1 The kit uses 3x10mm self-tapping screws extensively. In fact, there are no nuts involved in the assembly at all except the 4 for the wheels. Take great care when screwing these screws in because you don't wanna strip out the threads in the plastic. I favour using "large-handle" screwdrivers to make the task easier but these are the biggest culprits of stripped threads. Use them to do most of the work, but when the screw is almost fully in, swap to a smaller handle screwdriver. Pay special attention when screwing into the parts that are made from softer plastic (e.g. parts tree 'E'). You've been warned! :)

2. The instructions 'forbid' you from gluing the tyres to the rims but mine started slipping after just a few runs. You should glue them on or find some other way of keeping them from slipping... I use strips of transparent double sided sticky tape.

3. The instructions also recommend putting grease or 'lubing' the rubber sleeves in the shock bodies. Doing this will probably prolong the life of the sleeve, but it compromises performance. I found that without the grease, there is more 'friction' between the shock shaft and the sleeve which results in more damping action. When I lubed the sleeve, the damping was diminished and the truck became a lot more 'springy' than before. The choice is yours.

4. I would recommend getting a reversible ESC for the truck but if you are using the manual speed controller (MSC), be sure to clean it often to ensure trouble free operation.

5. You may wish to put a little threadlock on the little pins that go into the outdrives (the part that the wheel goes on to) because they tend to drop out everytime I take out the wheel and boy are they hard to find!
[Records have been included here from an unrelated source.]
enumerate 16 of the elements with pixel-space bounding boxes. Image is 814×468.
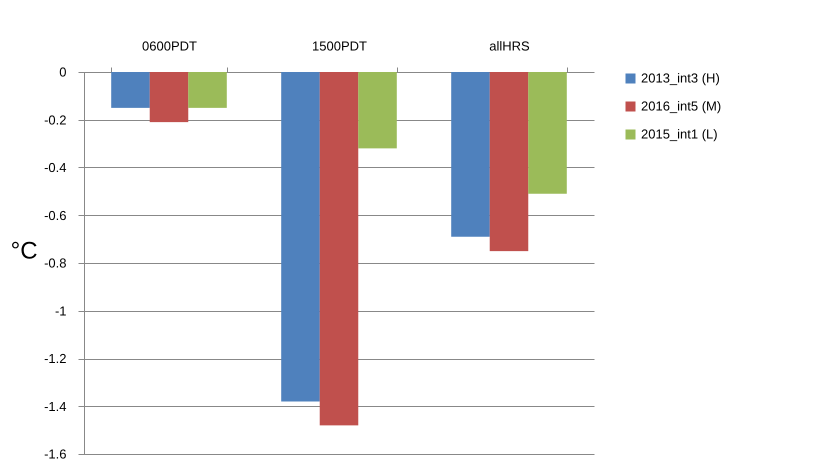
legend-label: 2016_int5 (M) [641, 98, 722, 114]
y-axis-title: °C [10, 238, 38, 264]
x-tick-label: 0600PDT [142, 38, 198, 54]
x-tick-label: allHRS [489, 38, 530, 54]
y-tick-label: -1.6 [44, 446, 66, 462]
y-tick-label: -0.2 [44, 112, 66, 128]
legend-label: 2015_int1 (L) [641, 126, 718, 142]
y-tick-label: -0.4 [44, 160, 66, 175]
legend-label: 2013_int3 (H) [641, 70, 720, 86]
y-tick-label: -0.6 [44, 208, 66, 223]
x-tick-label: 1500PDT [312, 38, 368, 54]
y-tick-label: 0 [59, 64, 66, 80]
y-tick-label: -0.8 [44, 256, 66, 270]
y-tick-label: -1 [54, 303, 66, 318]
y-tick-label: -1.2 [44, 351, 66, 366]
y-tick-label: -1.4 [44, 398, 66, 414]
6. It would be a good idea also to install bearings into the car to increase speed and runtime. To do so, you will need 28 (yes that's TWENTY EIGHT) 11x5mm bearings to do so. The stock bushings work fine but will wear out before long.

7. While you are at it, you may wanna replace the stock servo mounts with units from another car or a hop-up from Tamiya. The stock ones are molded from very soft plastic and just don't cut it... especially for a monster truck. My steering servo got loose after just a few runs... tightening the screws stripped the threads on the servo mount! I'm gonna get me some cool aluminium ones soon.

8. For those who are interested in getting modified motors, you will need one to be reverse rotation... to go into the FRONT gearbox.